Ve, hombré. Mirándolo bien, toda la vida ha sido lindo ser guardia… bueno, lindo desde el punto de vista económico porque en otros aspectos han hecho chanchadales de todo tipo y de todo grosor. La cosa es que en los tiempos de mi general Somoza García, los majes éstos —especialmente los grandotes— estaban pijudos: tenían de todo y para todo. Lo mismo pasó en los tiempos de mi general Somoza Debayle a quien, de pasadita, le rendían una pleitesía total, lo admiraban sobre todas las cosas y le cuidaban “sus” bienes con la fidelidad que se compra con plata y con el arte de compartir lo robado. (Cualquier parecido con el estilo Tamalón es pura copia).
En los tiempos de la robolución la cosa siguió igual pero con un giro especial.

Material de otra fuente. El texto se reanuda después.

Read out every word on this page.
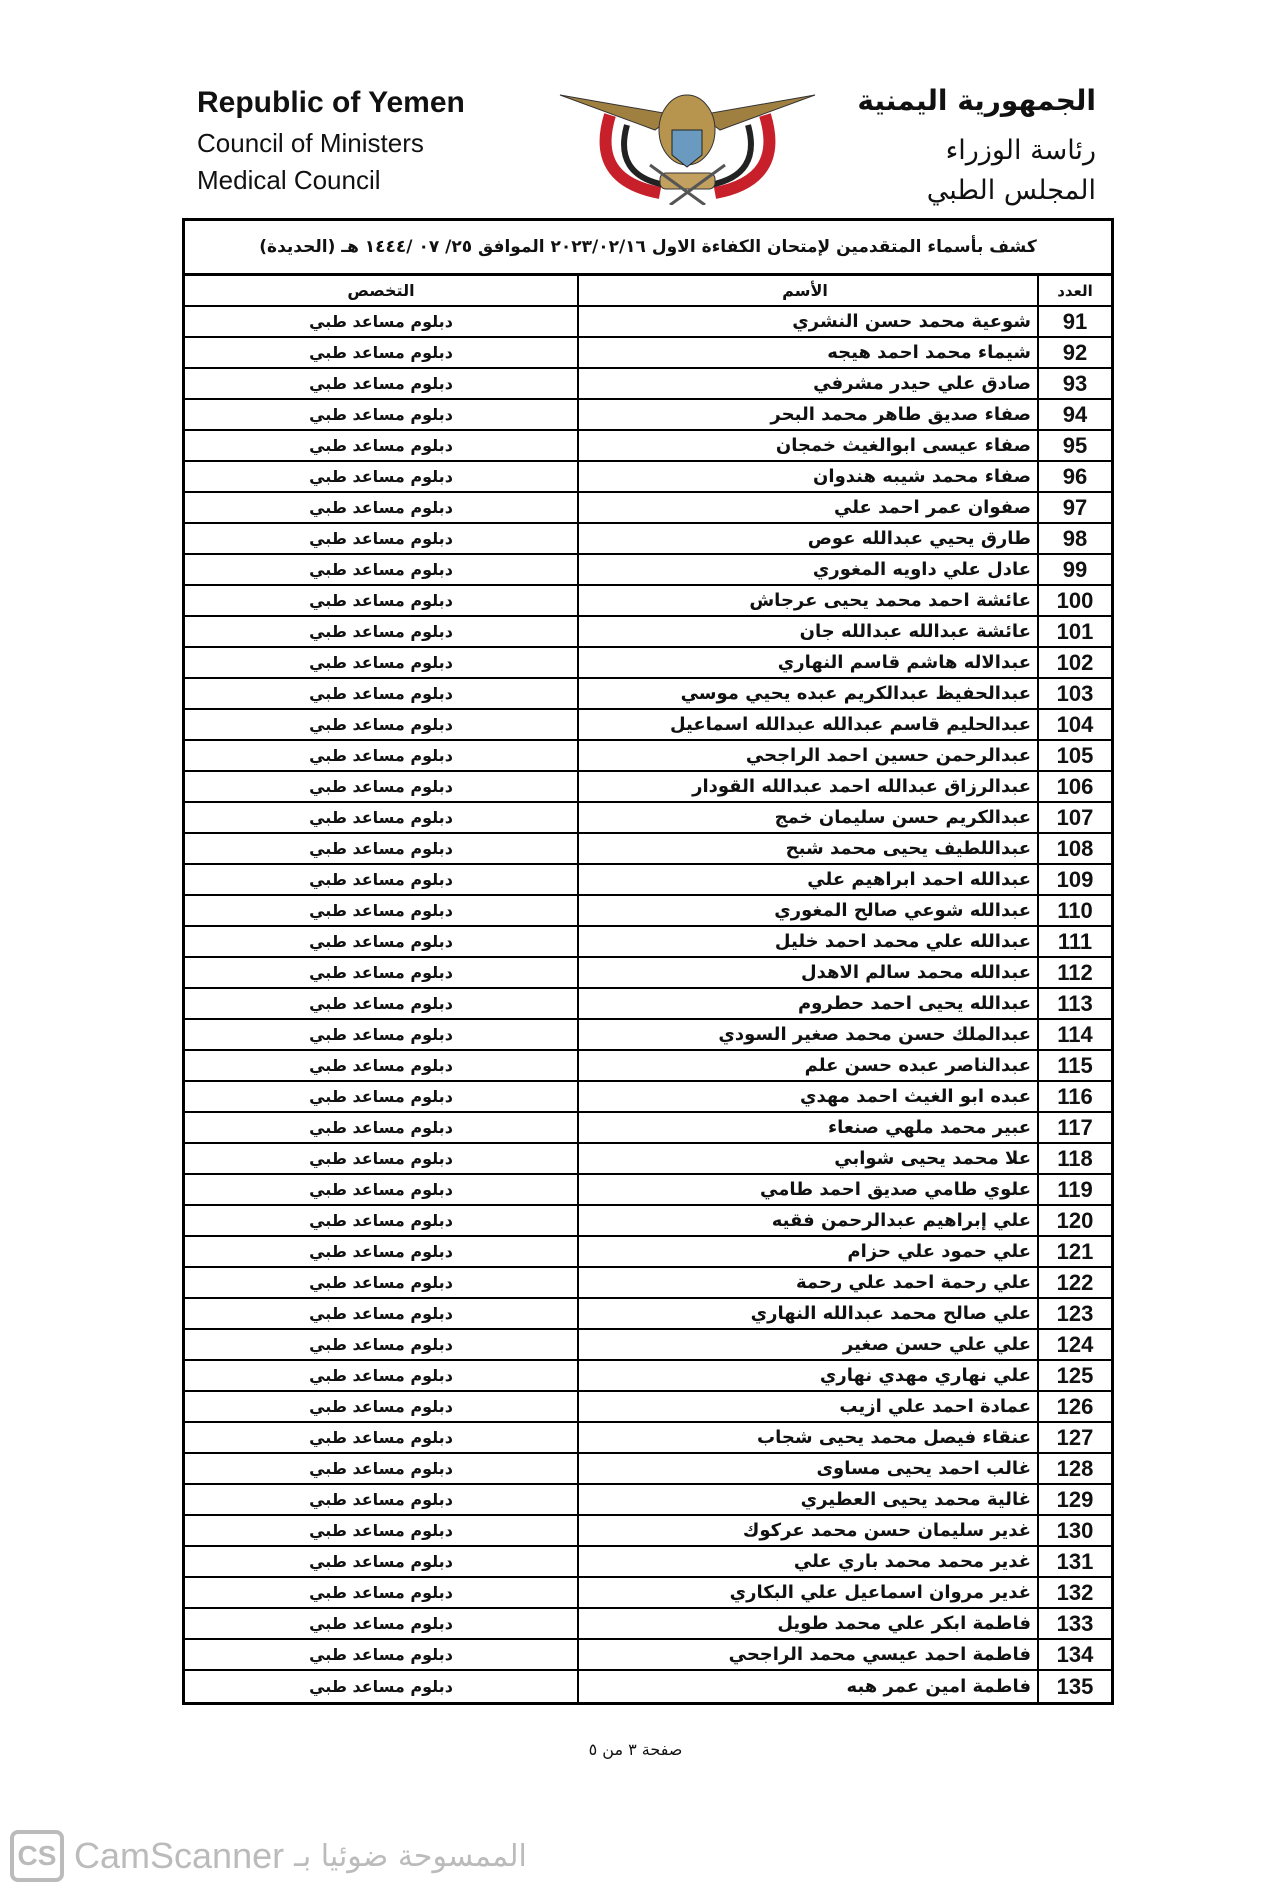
Republic of Yemen
Council of Ministers
Medical Council
الجمهورية اليمنية
رئاسة الوزراء
المجلس الطبي
كشف بأسماء المتقدمين لإمتحان الكفاءة الاول ٢٠٢٣/٠٢/١٦ الموافق ٢٥/ ٠٧ /١٤٤٤ هـ (الحديدة)
العدد
الأسم
التخصص
91
شوعية محمد حسن النشري
دبلوم مساعد طبي
92
شيماء محمد احمد هيجه
دبلوم مساعد طبي
93
صادق علي حيدر مشرفي
دبلوم مساعد طبي
94
صفاء صديق طاهر محمد البحر
دبلوم مساعد طبي
95
صفاء عيسى ابوالغيث خمجان
دبلوم مساعد طبي
96
صفاء محمد شيبه هندوان
دبلوم مساعد طبي
97
صفوان عمر احمد علي
دبلوم مساعد طبي
98
طارق يحيي عبدالله عوص
دبلوم مساعد طبي
99
عادل علي داويه المغوري
دبلوم مساعد طبي
100
عائشة احمد محمد يحيى عرجاش
دبلوم مساعد طبي
101
عائشة عبدالله عبدالله جان
دبلوم مساعد طبي
102
عبدالاله هاشم قاسم النهاري
دبلوم مساعد طبي
103
عبدالحفيظ عبدالكريم عبده يحيي موسي
دبلوم مساعد طبي
104
عبدالحليم قاسم عبدالله عبدالله اسماعيل
دبلوم مساعد طبي
105
عبدالرحمن حسين احمد الراجحي
دبلوم مساعد طبي
106
عبدالرزاق عبدالله احمد عبدالله القودار
دبلوم مساعد طبي
107
عبدالكريم حسن سليمان خمج
دبلوم مساعد طبي
108
عبداللطيف يحيى محمد شبح
دبلوم مساعد طبي
109
عبدالله احمد ابراهيم علي
دبلوم مساعد طبي
110
عبدالله شوعي صالح المغوري
دبلوم مساعد طبي
111
عبدالله علي محمد احمد خليل
دبلوم مساعد طبي
112
عبدالله محمد سالم الاهدل
دبلوم مساعد طبي
113
عبدالله يحيى احمد حطروم
دبلوم مساعد طبي
114
عبدالملك حسن محمد صغير السودي
دبلوم مساعد طبي
115
عبدالناصر عبده حسن علم
دبلوم مساعد طبي
116
عبده ابو الغيث احمد مهدي
دبلوم مساعد طبي
117
عبير محمد ملهي صنعاء
دبلوم مساعد طبي
118
علا محمد يحيى شوابي
دبلوم مساعد طبي
119
علوي طامي صديق احمد طامي
دبلوم مساعد طبي
120
علي إبراهيم عبدالرحمن فقيه
دبلوم مساعد طبي
121
علي حمود علي حزام
دبلوم مساعد طبي
122
علي رحمة احمد علي رحمة
دبلوم مساعد طبي
123
علي صالح محمد عبدالله النهاري
دبلوم مساعد طبي
124
علي علي حسن صغير
دبلوم مساعد طبي
125
علي نهاري مهدي نهاري
دبلوم مساعد طبي
126
عمادة احمد علي ازيب
دبلوم مساعد طبي
127
عنقاء فيصل محمد يحيى شجاب
دبلوم مساعد طبي
128
غالب احمد يحيى مساوى
دبلوم مساعد طبي
129
غالية محمد يحيى العطيري
دبلوم مساعد طبي
130
غدير سليمان حسن محمد عركوك
دبلوم مساعد طبي
131
غدير محمد محمد باري علي
دبلوم مساعد طبي
132
غدير مروان اسماعيل علي البكاري
دبلوم مساعد طبي
133
فاطمة ابكر علي محمد طويل
دبلوم مساعد طبي
134
فاطمة احمد عيسي محمد الراجحي
دبلوم مساعد طبي
135
فاطمة امين عمر هبه
دبلوم مساعد طبي
صفحة ٣ من ٥
CS CamScanner الممسوحة ضوئيا بـ
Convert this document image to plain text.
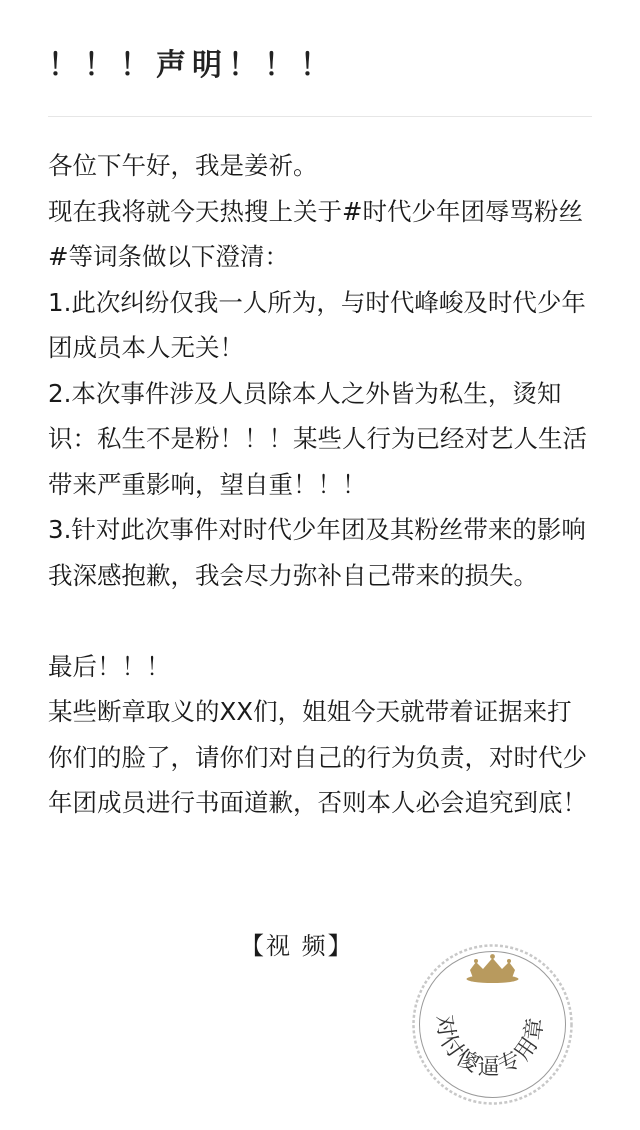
！！！声明！！！

各位下午好，我是姜祈。

现在我将就今天热搜上关于#时代少年团辱骂粉丝#等词条做以下澄清：

1.此次纠纷仅我一人所为，与时代峰峻及时代少年团成员本人无关！

2.本次事件涉及人员除本人之外皆为私生，烫知识：私生不是粉！！！某些人行为已经对艺人生活带来严重影响，望自重！！！

3.针对此次事件对时代少年团及其粉丝带来的影响我深感抱歉，我会尽力弥补自己带来的损失。

最后！！！

某些断章取义的XX们，姐姐今天就带着证据来打你们的脸了，请你们对自己的行为负责，对时代少年团成员进行书面道歉，否则本人必会追究到底！

【视 频】
对付傻逼专用章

Mi general Ortega se desvivía cuidándolos de la CIA, del FBI, del Pentágono, de la Contra, de las transnacionales, del capitalismo, y del «diversionismo» ideológico dándoles de todo: casa, licores finos, cigarrillos «made in USA», vehículos, gasolina, betamax (¿qué habrán hecho esos chunches?), televisores a colores, juguetes lindos para sus niños… Era tanta la «confianza» que les tenía que él los compraba y ellos, revolucionarios íntegros, preferían ser comprados por la fuerza del proletariado que ser adquiridos por el Imperio.
Después, en esta era de democracia (ja, ja, ja, ja) pasamos a los tiempos de mi general Cuadra quien encontró un camino hecho, pero lo perfeccionó. «Esto es un negocio y vamos a manejarlo como tal». Y se afinó la cosa: acciones en los bancos, movimientos en la bolsa de valores, compras de tierra, inversiones múltiples que acolchonadas con contrabandos y cosas que se logran haciéndose de la vista gorda, han asegurado la calidad de vida de estos sufridos hombres de uniforme.
En estos últimos años —siempre en la era del «ja, ja, ja, ja»— le ha tocado suave a mi general Carrión. Ya encontró todo montado, la maquinaria aceitada y funcionando para sí misma, y sólo es cuestión de mantenerla de esta forma. Cualquier inconveniente, ¡para eso está la Policía! Ahí están los corruptos, ahí están los vende armas, ahí están los «paga con coca». Acá, del lado verde olivo, sólo hay gente entregada que, para no andar ni morir «limpio», tiene negocios limpios en bancos y empresas limpias. ¡¡Mamá, yo quiero ser guardia!!